While most employers are aware that workers' compensation insurance is compulsory if they employ workers in Queensland, cross border arrangements can sometimes cause confusion.
Some of the most frequently asked questions from employers include:
- "Should my interstate workers be covered under my Queensland policy?" and
- "If my workers work some of the time in another state do I cover them in Queensland or the other state?"
This webinar provides more information about covering workers who work in more than one state or territory.
You can watch the webinar or review the presentation slides (PDF, 0.34 MB).
Questions and Answers
Here are the questions and answers from the session.
Question: A company employs casual workers on 417 visas who work in different locations across Australia. Workers sign a contract which says they have the intention to return to Queensland following their contract. Are they considered a Queensland worker?
Answer: Section 417 visas are described by the Department of Immigration and Border Protection as "Visas for young people who want to holiday and work in Australia for up to a year".
The requirements to obtain such a visa are:-
- The Applicant must be outside of Australia when the Application is made;
- The Applicant must be at least 18 but not yet 31 years of age.

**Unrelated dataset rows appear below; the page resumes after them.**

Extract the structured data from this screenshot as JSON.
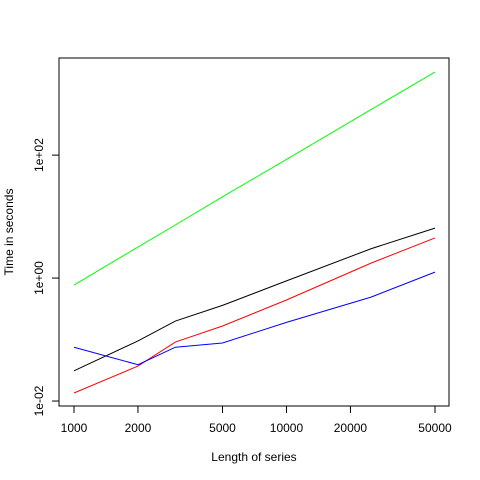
{
  "chart_data": {
    "type": "line",
    "x_label": "Length of series",
    "y_label": "Time in seconds",
    "x": [
      1000,
      2000,
      3000,
      5000,
      10000,
      25000,
      50000
    ],
    "series": [
      {
        "color": "#000000",
        "values": [
          0.031,
          0.095,
          0.2,
          0.36,
          0.9,
          3.0,
          6.5
        ]
      },
      {
        "color": "#ff0000",
        "values": [
          0.0135,
          0.037,
          0.091,
          0.166,
          0.44,
          1.75,
          4.5
        ]
      },
      {
        "color": "#0000ff",
        "values": [
          0.075,
          0.039,
          0.075,
          0.088,
          0.19,
          0.49,
          1.25
        ]
      },
      {
        "color": "#00ff00",
        "values": [
          0.77,
          3.2,
          7.3,
          21,
          85,
          550,
          2240
        ]
      }
    ],
    "xlim": [
      850,
      58200
    ],
    "ylim": [
      0.0083,
      3800
    ],
    "log_x": true,
    "log_y": true,
    "xticks": [
      1000,
      2000,
      5000,
      10000,
      20000,
      50000
    ],
    "yticks": [
      {
        "value": 0.01,
        "label": "1e-02"
      },
      {
        "value": 1,
        "label": "1e+00"
      },
      {
        "value": 100,
        "label": "1e+02"
      }
    ]
  }
}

The visa allows for up to 6 months of employment with an employer, effectively a "working holiday".
I assume that the likely scenario is that the worker holding the 417 visa has come to Australia on holiday and is now, while in Australia and in the State of Queensland, seeking employment.
The contract of employment will accordingly be formed in the State of Queensland.

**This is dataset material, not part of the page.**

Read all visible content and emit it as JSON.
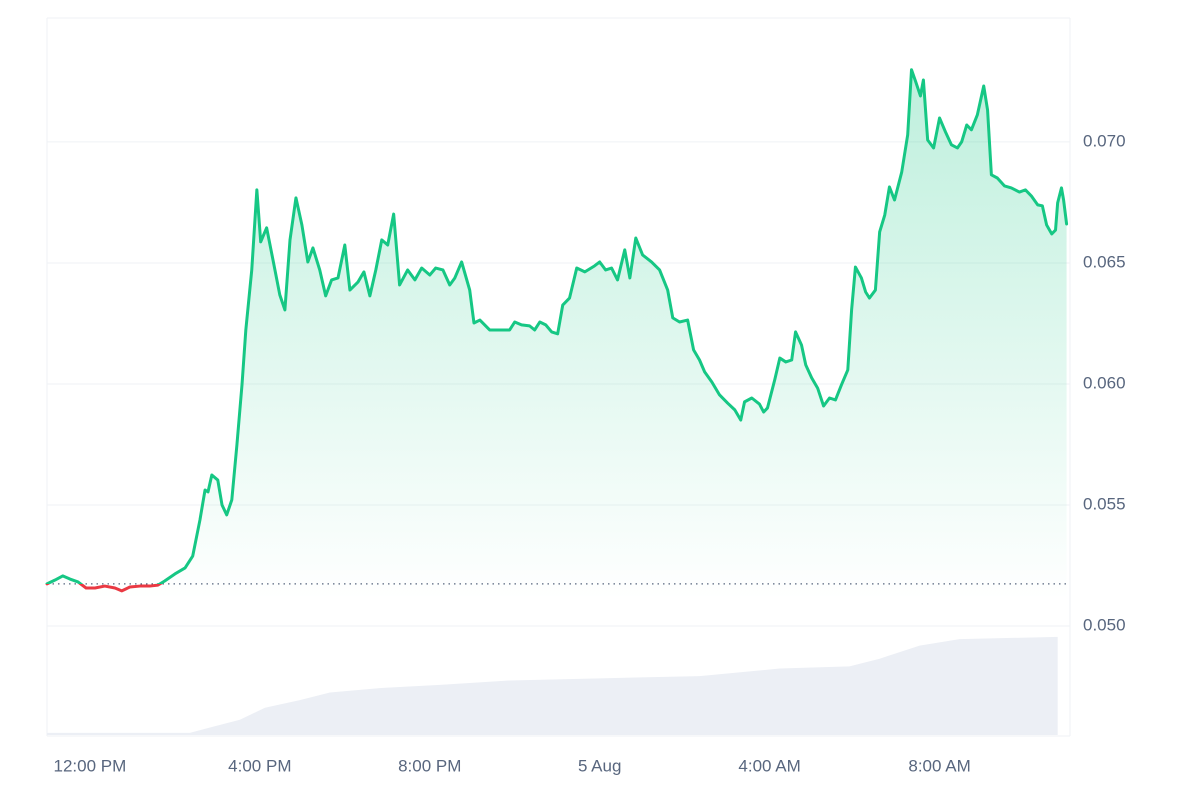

In applying the test in Section 113 of the Act, the cascading test is:-
(a) Usually works; or
(b) Usually based.
The first test to apply is "usually works".

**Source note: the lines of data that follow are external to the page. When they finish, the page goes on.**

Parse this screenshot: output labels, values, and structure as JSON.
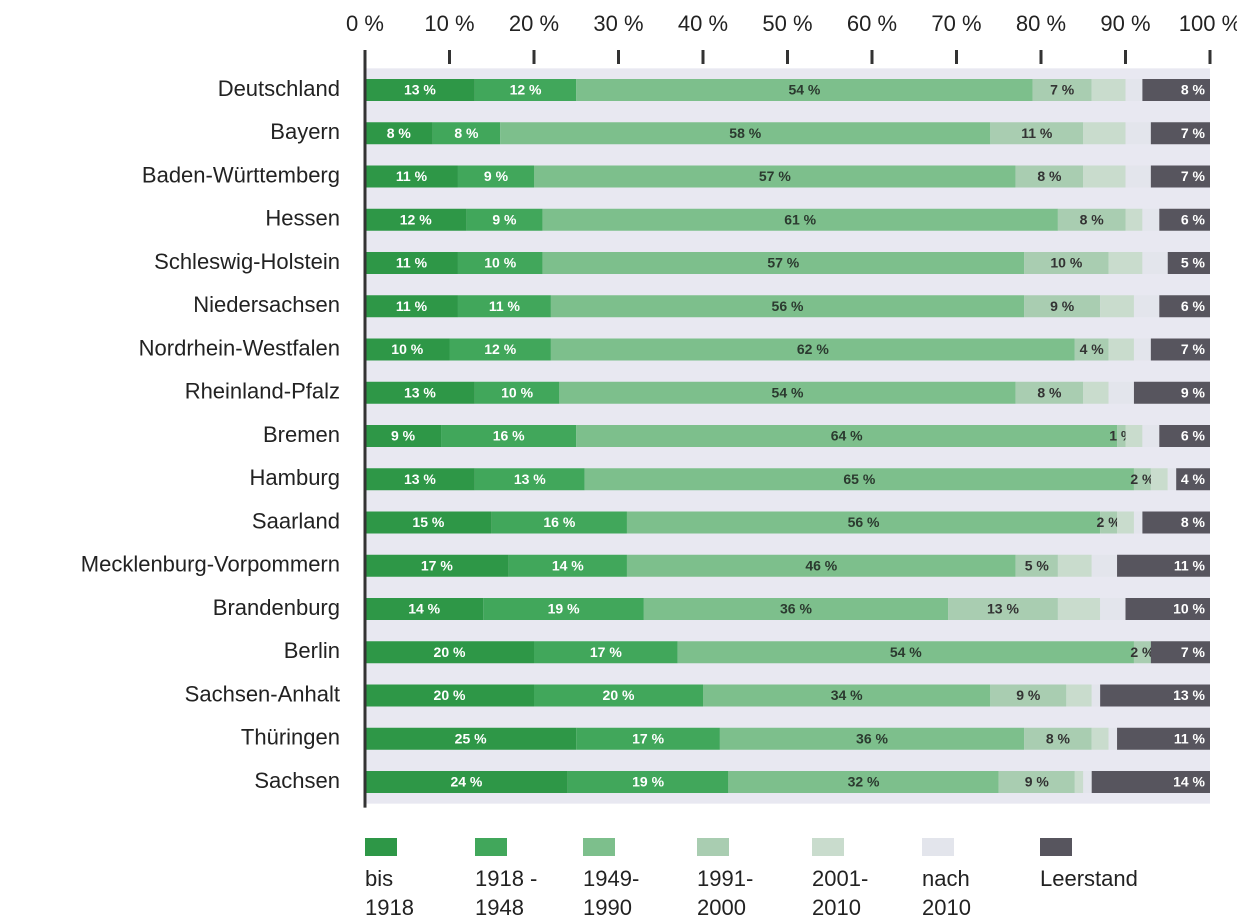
{
  "chart_data": {
    "type": "stacked-bar-horizontal",
    "categories": [
      "Deutschland",
      "Bayern",
      "Baden-Württemberg",
      "Hessen",
      "Schleswig-Holstein",
      "Niedersachsen",
      "Nordrhein-Westfalen",
      "Rheinland-Pfalz",
      "Bremen",
      "Hamburg",
      "Saarland",
      "Mecklenburg-Vorpommern",
      "Brandenburg",
      "Berlin",
      "Sachsen-Anhalt",
      "Thüringen",
      "Sachsen"
    ],
    "xlim": [
      0,
      100
    ],
    "xticks": [
      {
        "value": 0,
        "label": "0 %"
      },
      {
        "value": 10,
        "label": "10 %"
      },
      {
        "value": 20,
        "label": "20 %"
      },
      {
        "value": 30,
        "label": "30 %"
      },
      {
        "value": 40,
        "label": "40 %"
      },
      {
        "value": 50,
        "label": "50 %"
      },
      {
        "value": 60,
        "label": "60 %"
      },
      {
        "value": 70,
        "label": "70 %"
      },
      {
        "value": 80,
        "label": "80 %"
      },
      {
        "value": 90,
        "label": "90 %"
      },
      {
        "value": 100,
        "label": "100 %"
      }
    ],
    "series": [
      {
        "name": "bis 1918",
        "color": "#2e9747",
        "label_color": "#ffffff",
        "values": [
          13,
          8,
          11,
          12,
          11,
          11,
          10,
          13,
          9,
          13,
          15,
          17,
          14,
          20,
          20,
          25,
          24
        ],
        "value_labels": [
          "13 %",
          "8 %",
          "11 %",
          "12 %",
          "11 %",
          "11 %",
          "10 %",
          "13 %",
          "9 %",
          "13 %",
          "15 %",
          "17 %",
          "14 %",
          "20 %",
          "20 %",
          "25 %",
          "24 %"
        ]
      },
      {
        "name": "1918 - 1948",
        "color": "#41a75b",
        "label_color": "#ffffff",
        "values": [
          12,
          8,
          9,
          9,
          10,
          11,
          12,
          10,
          16,
          13,
          16,
          14,
          19,
          17,
          20,
          17,
          19
        ],
        "value_labels": [
          "12 %",
          "8 %",
          "9 %",
          "9 %",
          "10 %",
          "11 %",
          "12 %",
          "10 %",
          "16 %",
          "13 %",
          "16 %",
          "14 %",
          "19 %",
          "17 %",
          "20 %",
          "17 %",
          "19 %"
        ]
      },
      {
        "name": "1949-1990",
        "color": "#7dbf8c",
        "label_color": "#2b3a2f",
        "values": [
          54,
          58,
          57,
          61,
          57,
          56,
          62,
          54,
          64,
          65,
          56,
          46,
          36,
          54,
          34,
          36,
          32
        ],
        "value_labels": [
          "54 %",
          "58 %",
          "57 %",
          "61 %",
          "57 %",
          "56 %",
          "62 %",
          "54 %",
          "64 %",
          "65 %",
          "56 %",
          "46 %",
          "36 %",
          "54 %",
          "34 %",
          "36 %",
          "32 %"
        ]
      },
      {
        "name": "1991-2000",
        "color": "#a9cdb1",
        "label_color": "#333333",
        "values": [
          7,
          11,
          8,
          8,
          10,
          9,
          4,
          8,
          1,
          2,
          2,
          5,
          13,
          2,
          9,
          8,
          9
        ],
        "value_labels": [
          "7 %",
          "11 %",
          "8 %",
          "8 %",
          "10 %",
          "9 %",
          "4 %",
          "8 %",
          "1 %",
          "2 %",
          "2 %",
          "5 %",
          "13 %",
          "2 %",
          "9 %",
          "8 %",
          "9 %"
        ]
      },
      {
        "name": "2001-2010",
        "color": "#c9dccd",
        "values": [
          4,
          5,
          5,
          2,
          4,
          4,
          3,
          3,
          2,
          2,
          2,
          4,
          5,
          0,
          3,
          2,
          1
        ]
      },
      {
        "name": "nach 2010",
        "color": "#e3e5ec",
        "values": [
          2,
          3,
          3,
          2,
          3,
          3,
          2,
          3,
          2,
          1,
          1,
          3,
          3,
          0,
          1,
          1,
          1
        ]
      },
      {
        "name": "Leerstand",
        "color": "#57555e",
        "label_color": "#ffffff",
        "values": [
          8,
          7,
          7,
          6,
          5,
          6,
          7,
          9,
          6,
          4,
          8,
          11,
          10,
          7,
          13,
          11,
          14
        ],
        "value_labels": [
          "8 %",
          "7 %",
          "7 %",
          "6 %",
          "5 %",
          "6 %",
          "7 %",
          "9 %",
          "6 %",
          "4 %",
          "8 %",
          "11 %",
          "10 %",
          "7 %",
          "13 %",
          "11 %",
          "14 %"
        ]
      }
    ]
  }
}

In the question it is stated that "the company employs casual workers who work in different locations across Australia."
The court will look not simply at what the company does with workers employed under a 417 Visa on an overall basis but rather will look at the individual worker's situation.
If the individual worker:-
- Worked for the company in more than one State; or
- There was a clear intention that the individual worker was to work in more than one State;
Then it is likely to be held that the test of "usually works" has failed to determine state the workers' employment is connected with.
In such a circumstance under the test of "usually based", it is likely to be held that the worker is usually based in Queensland where the contract of employment is entered into and where he returns at the completion of each period of employment, before commencing further employment.
If, on the other hand, it was intended that the worker perform one job interstate or several jobs in the one state, then under the test of "usually works" it is likely to be held that the workers employment is connected with that one state rather than Queensland.
The mere specification in the contract that the worker "intends to return to Queensland" is unlikely to determine which state the workers employment is connected with.
Question: Usually based between an international location and Queensland?
Answer: The applicable section is section 115 of the Act which provides at subsection 3 that "a worker's principal place of employment in a country if:-
(a) The worker usually works in that country; or
(b) For a worker who usually works in more than one country, the employer's principal place of business is in that country".
The principals associated with "usually works" detailed in my lecture would accordingly apply.
The second test of "usually based" is not a test.
Instead, if the worker usually works in more than one country, the test under section 115(3)(b) is where is the employer's principal place of business.